A girl walks past electoral posters of the deputy leader of the ruling United National Party (UNP) and New Democratic Front presidential candidate Sajith Premadasa in Colombo, Sri Lanka, November 12, 2019. (Photos: VCG)

Political analyst Dr. Paikiasothy Saravanamuttu explained: "It is a neck and neck fight but there are arguments to suggest that Gotabaya Rajapaksa's campaign has peaked and that there is slow but sure momentum toward Sajith Premdasa. But if you speak to die-hard supporters of Rajapaksa they will tell you that he will win by a landslide. I think a lot is going to depend on the minorities and how many of them actually come out. Because if they come out in large numbers then I think Gotabaya has a problem because the assumption is that they will primarily vote for Premadasa."


A supporter of Sri Lanka's People's Front party presidential candidate and former wartime Defense Secretary Gotabaya Rajapaksa is seen inside a campaign office in Colombo, Sri Lanka, November 13, 2019.

The presidential contest between Rajapaksa and Premadasa is turning into a contest between two opposing political ideologies – one that thrives on ethnic polarization and another that speaks of an all encompassing nation. 

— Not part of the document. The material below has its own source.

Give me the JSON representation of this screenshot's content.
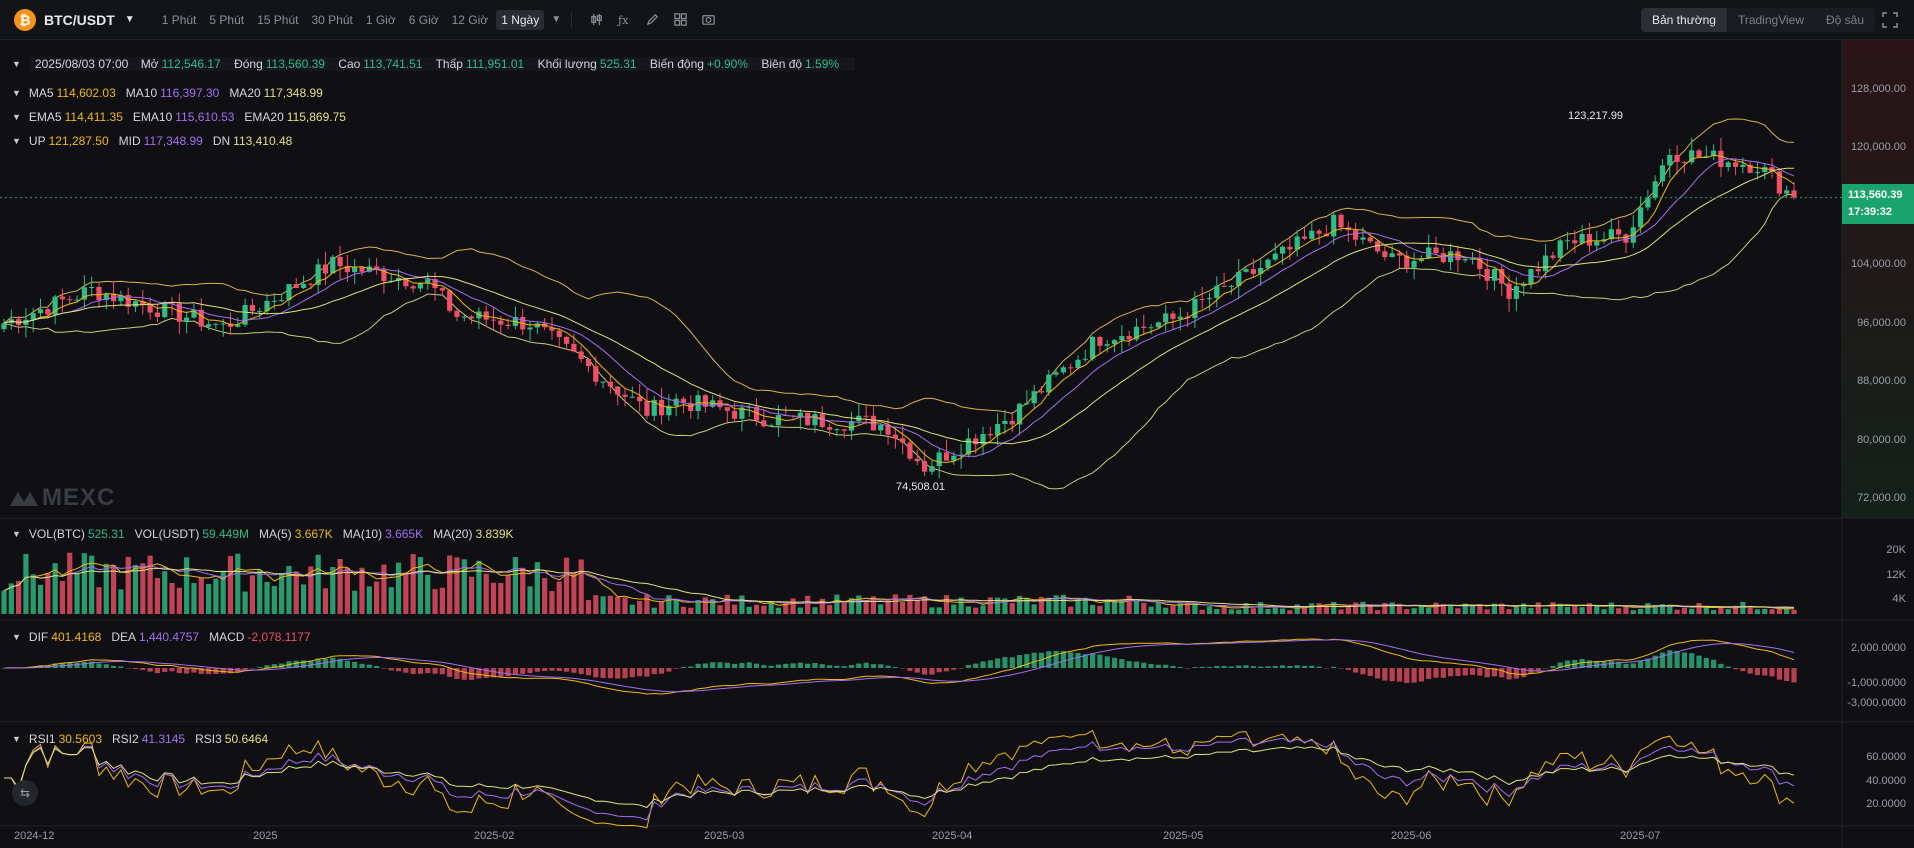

Rajapaksa enjoys the support of many in the Sinhala Buddhist majority. He is credited for ending the 26-year-long civil war in 2009. Although he faces legal cases for his alleged role in torture and murder during the war, he has positioned himself as the strongman who can protect the country. "People want peace, harmony and security. They want their children to go to school safely in a bus. They want to drive to office without any fear and want to prosper in life. Prosperity is impossible without security and that's why national security has become a key issue in these elections," said Basil Rajapaksa, national organizer of the team of Rajapaksa. 
The counter argument to this given by team Premadasa is: "We are talking of a social political revolution. We want to bring in new political culture and we don't want to entertain anyone who has any allegations of corruption. We are offering the people a young, clean dynamic professional team to run the country as opposed to our opponent. Our candidate has no allegations of corruption. For us, we are all Sri Lankans. Unlike our opponents who have polarized the nation and this will destroy the nation. This is one country – an undivided indivisible nation where we can all live in peace in harmony," explained Dr. Harhsa de Silva, non-cabinet minister of Economic Reforms and Public Distribution. 

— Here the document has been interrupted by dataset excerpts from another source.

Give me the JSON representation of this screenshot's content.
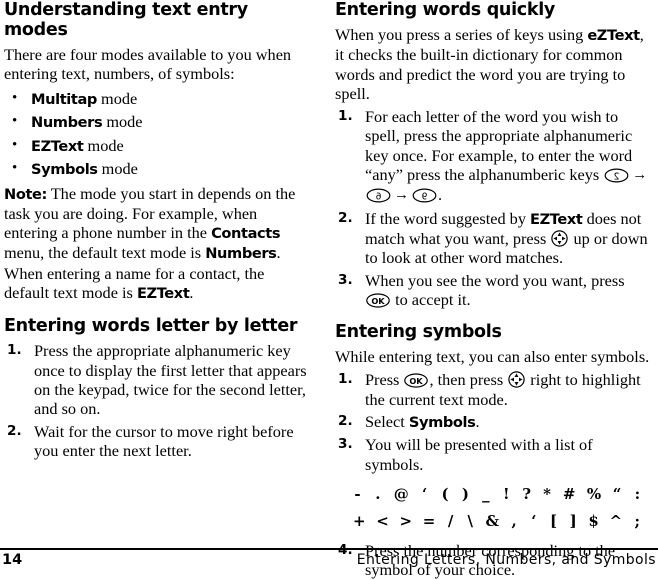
{
  "document": {
    "type": "printed-manual-page",
    "page_number": "14",
    "chapter_title": "Entering Letters, Numbers, and Symbols"
  },
  "left_column": {
    "section1": {
      "heading": "Understanding text entry modes",
      "intro": "There are four modes available to you when entering text, numbers, of symbols:",
      "bullets": [
        {
          "bold": "Multitap",
          "rest": " mode"
        },
        {
          "bold": "Numbers",
          "rest": " mode"
        },
        {
          "bold": "EZText",
          "rest": " mode"
        },
        {
          "bold": "Symbols",
          "rest": " mode"
        }
      ],
      "note_label": "Note:",
      "note_part1": " The mode you start in depends on the task you are doing. For example, when entering a phone number in the ",
      "note_bold1": "Contacts",
      "note_part2": " menu, the default text mode is ",
      "note_bold2": "Numbers",
      "note_part3": ". When entering a name for a contact, the default text mode is ",
      "note_bold3": "EZText",
      "note_part4": "."
    },
    "section2": {
      "heading": "Entering words letter by letter",
      "steps": [
        {
          "num": "1.",
          "text": "Press the appropriate alphanumeric key once to display the first letter that appears on the keypad, twice for the second letter, and so on."
        },
        {
          "num": "2.",
          "text": "Wait for the cursor to move right before you enter the next letter."
        }
      ]
    }
  },
  "right_column": {
    "section1": {
      "heading": "Entering words quickly",
      "intro_part1": "When you press a series of keys using ",
      "intro_bold": "eZText",
      "intro_part2": ", it checks the built-in dictionary for common words and predict the word you are trying to spell.",
      "steps": [
        {
          "num": "1.",
          "text_part1": "For each letter of the word you wish to spell, press the appropriate alphanumeric key once. For example, to enter the word “any” press the alphanumberic keys ",
          "keys": [
            "2",
            "6",
            "9"
          ],
          "arrow": "→",
          "text_part2": "."
        },
        {
          "num": "2.",
          "text_part1": "If the word suggested by ",
          "bold": "EZText",
          "text_part2": " does not match what you want, press ",
          "icon": "nav-pad-icon",
          "text_part3": " up or down to look at other word matches."
        },
        {
          "num": "3.",
          "text_part1": "When you see the word you want, press ",
          "icon": "ok-key-icon",
          "icon_label": "OK",
          "text_part2": " to accept it."
        }
      ]
    },
    "section2": {
      "heading": "Entering symbols",
      "intro": "While entering text, you can also enter symbols.",
      "steps": [
        {
          "num": "1.",
          "text_part1": "Press ",
          "icon1": "ok-key-icon",
          "icon1_label": "OK",
          "text_part2": ", then press ",
          "icon2": "nav-pad-icon",
          "text_part3": " right to highlight the current text mode."
        },
        {
          "num": "2.",
          "text_part1": "Select ",
          "bold": "Symbols",
          "text_part2": "."
        },
        {
          "num": "3.",
          "text_part1": "You will be presented with a list of symbols."
        },
        {
          "num": "4.",
          "text_part1": "Press the number corresponding to the symbol of your choice."
        }
      ],
      "symbol_rows": [
        [
          "-",
          ".",
          "@",
          "‘",
          "(",
          ")",
          "_",
          "!",
          "?",
          "*",
          "#",
          "%",
          "“",
          ":"
        ],
        [
          "+",
          "<",
          ">",
          "=",
          "/",
          "\\",
          "&",
          ",",
          "‘",
          "[",
          "]",
          "$",
          "^",
          ";"
        ]
      ]
    }
  }
}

Security is seen as students return to school as schools re-open across the country after the Easter attacks in Batticaloa, Sri Lanka, May 6, 2019. 

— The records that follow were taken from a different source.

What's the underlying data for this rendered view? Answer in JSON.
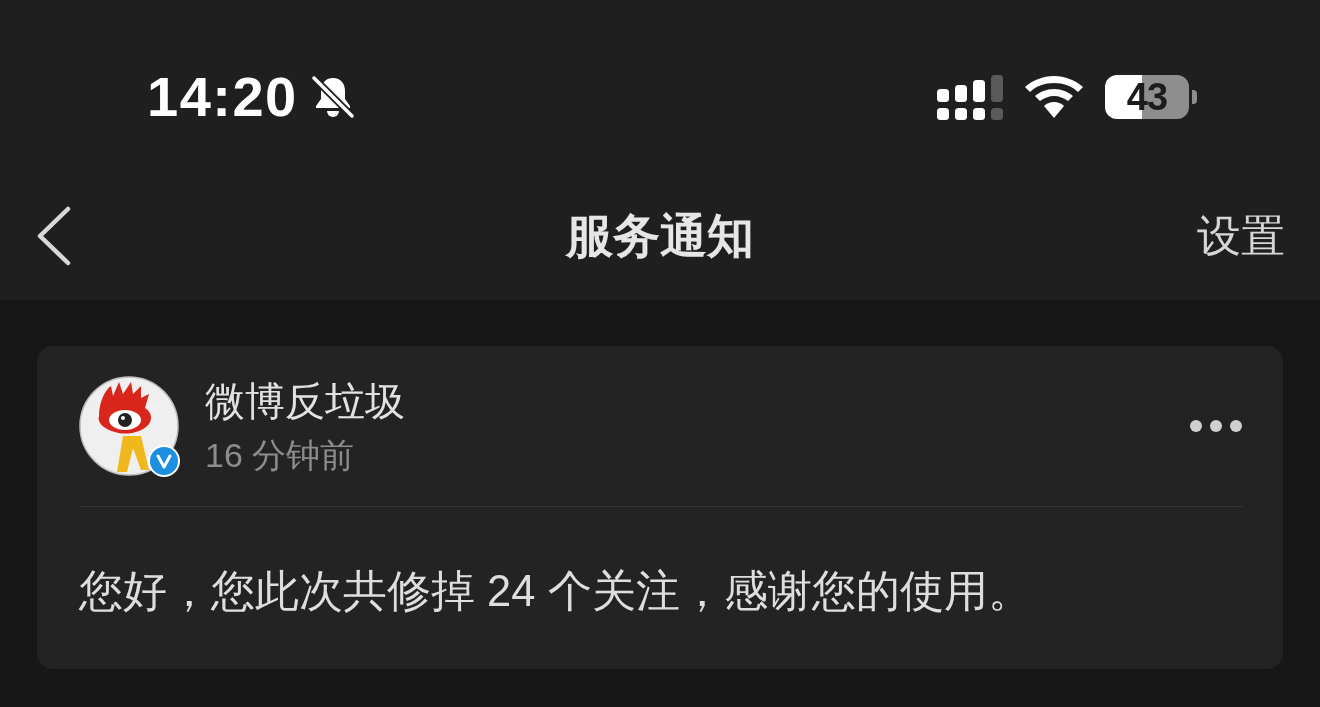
{
  "status_bar": {
    "time": "14:20",
    "silent": true,
    "battery": "43"
  },
  "nav_bar": {
    "title": "服务通知",
    "action": "设置"
  },
  "notifications": [
    {
      "sender": "微博反垃圾",
      "verified": true,
      "time": "16 分钟前",
      "message": "您好，您此次共修掉 24 个关注，感谢您的使用。"
    }
  ]
}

The presidential election is taking place in the shadow of the April 2019 Easter Sunday attacks which killed more than 250 Sri Lankans. The attacks exposed ethnic fault lines that has created a space for divisive politics. "What happened with the Easter Sunday attacks was to reinforce a global trend of authoritarian and majoritarian leadership in favor of Rajapaksa. He is presenting himself as 'I can protect you from the terrorism that hit the country in April.' The events outside have suggested that he is the man of the hour, and in fact, he announced candidacy just four days after the attacks," commented Saravanamuttu.      
Despite appeals, it is difficult for a common citizen to dissociate from the event that gripped the nation.